Snell's Law Variation: Expressing with Cosines

[Cider]

Is there a way to express Snell's Law using cosines of the angles of incidence instead of the sines without the cosines being squared? If no one here knows, is there anywhere I could look into this question?

 

[cepheid]

Note that

\sin \theta =\cos(\theta - \frac{\pi}{2} )

Also,

cos(-x) = cos(x), therefore:

\cos(\theta - \frac{\pi}{2} ) = \cos( \frac{\pi}{2} - \theta)

pi/2 - theta = 90 degrees - theta = the angle the ray makes with the *surface* (instead of with the normal)

So IF you use angles of incidence and reflection defined as the angles the rays make with the surface instead of the angles they make with the normal to the surface, THEN Snell's law would indeed be expressed in terms of the cosines of THOSE angles.
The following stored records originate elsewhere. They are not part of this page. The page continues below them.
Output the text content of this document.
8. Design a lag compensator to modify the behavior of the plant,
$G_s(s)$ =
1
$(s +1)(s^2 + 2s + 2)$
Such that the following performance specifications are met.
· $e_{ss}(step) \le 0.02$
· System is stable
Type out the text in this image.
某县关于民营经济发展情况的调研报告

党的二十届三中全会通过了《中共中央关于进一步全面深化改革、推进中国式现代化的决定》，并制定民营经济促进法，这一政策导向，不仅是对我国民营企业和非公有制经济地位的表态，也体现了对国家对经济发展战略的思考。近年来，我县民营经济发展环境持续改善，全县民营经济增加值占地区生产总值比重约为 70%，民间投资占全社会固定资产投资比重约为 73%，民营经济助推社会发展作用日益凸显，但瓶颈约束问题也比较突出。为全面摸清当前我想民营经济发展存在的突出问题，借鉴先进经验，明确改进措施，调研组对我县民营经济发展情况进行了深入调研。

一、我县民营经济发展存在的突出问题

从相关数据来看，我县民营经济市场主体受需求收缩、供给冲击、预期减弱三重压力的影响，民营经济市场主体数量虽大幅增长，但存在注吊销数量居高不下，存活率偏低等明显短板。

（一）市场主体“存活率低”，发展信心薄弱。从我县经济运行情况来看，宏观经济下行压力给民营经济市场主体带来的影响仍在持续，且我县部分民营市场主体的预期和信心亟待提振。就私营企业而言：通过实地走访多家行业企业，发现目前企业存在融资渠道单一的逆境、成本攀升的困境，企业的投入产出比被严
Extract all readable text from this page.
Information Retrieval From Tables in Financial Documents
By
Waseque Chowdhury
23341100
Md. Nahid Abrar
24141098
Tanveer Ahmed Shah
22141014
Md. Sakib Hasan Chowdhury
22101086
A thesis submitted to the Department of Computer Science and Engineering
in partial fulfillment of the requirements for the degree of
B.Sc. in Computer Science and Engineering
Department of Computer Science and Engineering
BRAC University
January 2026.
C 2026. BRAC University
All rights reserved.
However, I would not encourage you to do this, because that is not the conventional definition for angles of incidence and reflection in optics. If you use that definition without telling somebody, and claim the angle of incidence is 35 degrees, he will think you are talking about the angle wrt the normal, which would actually be 55 degrees in that case.

 

[Cider]

Sorry, I probably should have made myself more clear. I need the equation to use only \cos \theta with no subtractions or additions within the cosine. And \theta has to be the angle of incidence. It cannot be the compliment to that angle.